Risk management is carried out by the financial board, according to the policies approved by the Board of Directors. The financial board identifies, evaluates and protects the Group against any financial risks. The board provides written principles for overall risk management, as well as policies covering specific areas, such as foreign exchange risk, interest rate risk, credit risk, the use of derivative and non-derivative financial instruments, and investment of excess liquidity.
The unaudited interim condensed consolidated financial statements do not include all financial risk management information and disclosures required in the annual financial statements; they should be read in conjunction with the Groups consolidated financial statements for the year ended December 31, 2021. Financial risk factors have not changed since the consolidated financial statements for the year ended December 31, 2021.
c) | Capital Management |
The policy of the Group is to maintain a strong capital base to secure investor, creditor, and market confidence and also to sustain future development of the business. Management monitors the return on capital, as well as the dividend yield to ordinary shareholders.
In addition, the Group objectives to manage capital are to safeguard its ability to continue as a going concern to provide returns for shareholders and benefits for other stakeholders, to maintain an optimal capital structure to reduce the cost of capital, and to have resources available for optimistic opportunities.
In order to maintain or adjust the capital structure of the Group, management can make, or propose to the shareholders when their approval is required, adjustments to the amount of dividends paid to shareholders, return capital to shareholders, issue new shares or sell assets.
The Group monitors capital based on the net cash / net debt.
The Groups strategy is to keep a positive net cash.
Financial covenants
On September 30, 2022, the amount of contracts under financial covenants is R$89,908 (December 31, 2021R$78,796).
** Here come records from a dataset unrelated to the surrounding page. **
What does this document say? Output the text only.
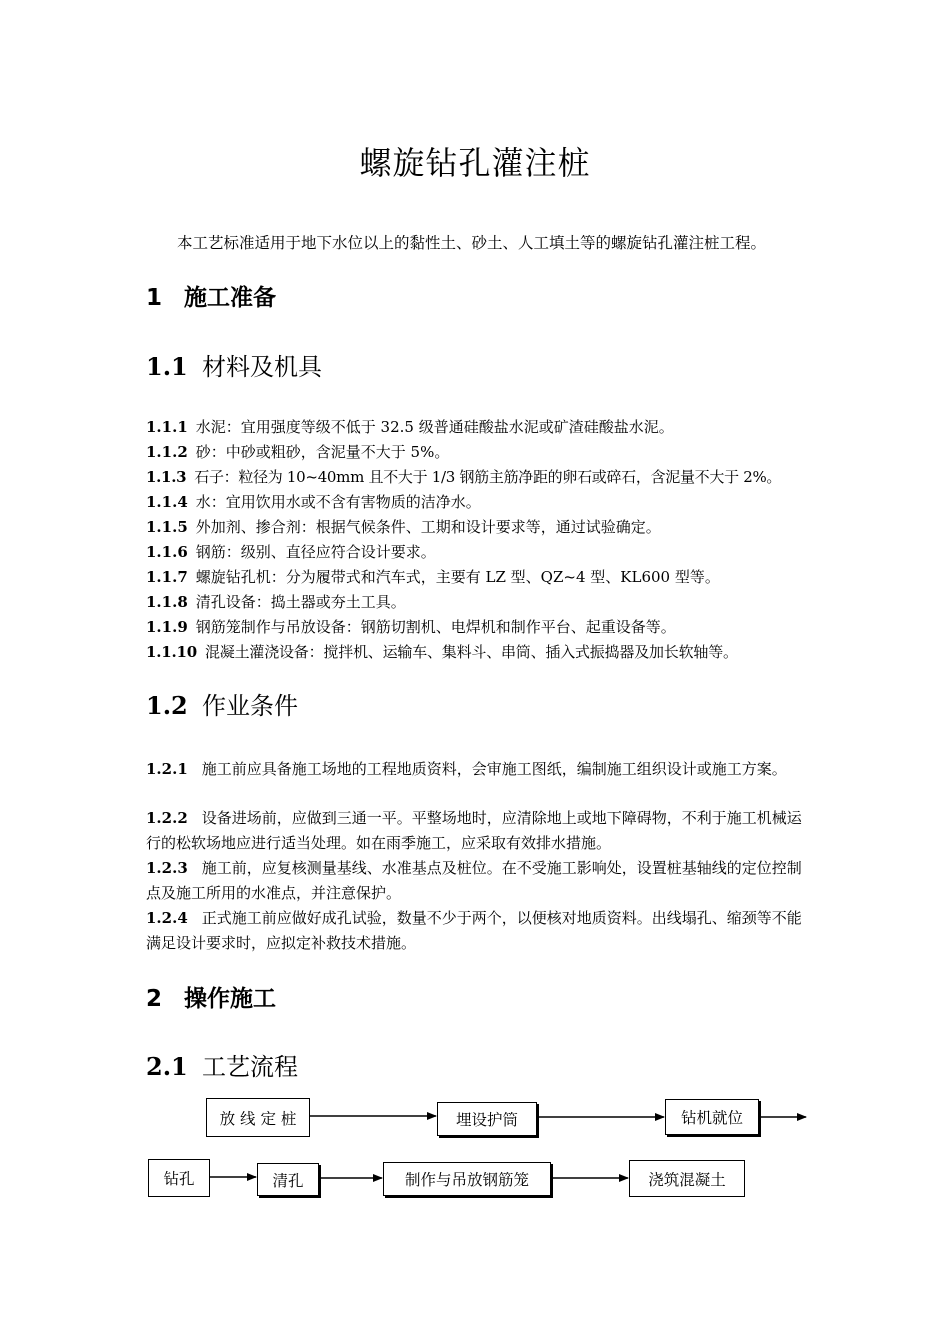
螺旋钻孔灌注桩
本工艺标准适用于地下水位以上的黏性土、砂土、人工填土等的螺旋钻孔灌注桩工程。
1 施工准备
1.1 材料及机具
1.1.1 水泥：宜用强度等级不低于 32.5 级普通硅酸盐水泥或矿渣硅酸盐水泥。
1.1.2 砂：中砂或粗砂，含泥量不大于 5%。
1.1.3 石子：粒径为 10~40mm 且不大于 1/3 钢筋主筋净距的卵石或碎石，含泥量不大于 2%。
1.1.4 水：宜用饮用水或不含有害物质的洁净水。
1.1.5 外加剂、掺合剂：根据气候条件、工期和设计要求等，通过试验确定。
1.1.6 钢筋：级别、直径应符合设计要求。
1.1.7 螺旋钻孔机：分为履带式和汽车式，主要有 LZ 型、QZ~4 型、KL600 型等。
1.1.8 清孔设备：捣土器或夯土工具。
1.1.9 钢筋笼制作与吊放设备：钢筋切割机、电焊机和制作平台、起重设备等。
1.1.10 混凝土灌浇设备：搅拌机、运输车、集料斗、串筒、插入式振捣器及加长软轴等。
1.2 作业条件
1.2.1 施工前应具备施工场地的工程地质资料，会审施工图纸，编制施工组织设计或施工方案。
1.2.2 设备进场前，应做到三通一平。平整场地时，应清除地上或地下障碍物，不利于施工机械运行的松软场地应进行适当处理。如在雨季施工，应采取有效排水措施。
1.2.3 施工前，应复核测量基线、水准基点及桩位。在不受施工影响处，设置桩基轴线的定位控制点及施工所用的水准点，并注意保护。
1.2.4 正式施工前应做好成孔试验，数量不少于两个，以便核对地质资料。出线塌孔、缩颈等不能满足设计要求时，应拟定补救技术措施。
2 操作施工
2.1 工艺流程
放 线 定 桩	埋设护筒	钻机就位
钻孔	清孔	制作与吊放钢筋笼	浇筑混凝土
The Group has complied with these contract conditions as of September 30, 2022, see note 9.
Eventual failure of the Group to comply with such covenants may be considered as breach of contract and, as a result, considered for early settlement of related obligations.
Semantix, Inc.
Notes to Unaudited Interim Condensed Consolidated Financial Statements
As of and for the nine month periods ended September 30, 2022
(In thousands of Brazilian reais, unless otherwise stated)
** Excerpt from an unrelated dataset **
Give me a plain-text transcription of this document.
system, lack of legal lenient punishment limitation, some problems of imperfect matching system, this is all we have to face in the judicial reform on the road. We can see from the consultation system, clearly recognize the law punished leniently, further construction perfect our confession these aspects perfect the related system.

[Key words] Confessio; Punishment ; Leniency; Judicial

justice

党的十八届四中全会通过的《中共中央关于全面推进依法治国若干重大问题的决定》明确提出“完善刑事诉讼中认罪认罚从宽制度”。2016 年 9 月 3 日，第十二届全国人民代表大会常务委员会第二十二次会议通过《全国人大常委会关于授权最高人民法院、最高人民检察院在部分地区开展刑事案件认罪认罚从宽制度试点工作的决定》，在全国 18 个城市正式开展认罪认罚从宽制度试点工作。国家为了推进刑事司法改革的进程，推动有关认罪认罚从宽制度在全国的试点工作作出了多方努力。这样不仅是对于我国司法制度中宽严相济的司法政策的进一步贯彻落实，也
Note 21. Subsequent events
On October 14, 2022, the Group fully paid (i) the loan agreement with Citibank, N.A. in the amount of US$3.8 million with interest accruing at a rate per annum equal to 3.63% and maturing on June 27, 2025 (after the swap to hedge against foreign exchange rate, the financial charges of the loan (3.63% per annum) had been converted into an effective annual rate of CDI plus 4.53%), and (ii) the loan agreement with Citibank N.A. in the amount of US$2.1 million, with interest accruing at a rate per annum equal to 3.62% and maturing on December 30, 2025 (after the swap to hedge against foreign exchange rate, the financial charges of the loan (3.62% per annum) had been converted into an effective annual rate of CDI plus 5.16%).
On November 22, 2022 the Board of Directors approved a Stock Repurchase Plan. Under the plan, Semantix, Inc. may repurchase up to US$5 million of ordinary shares of the Company over period of one year.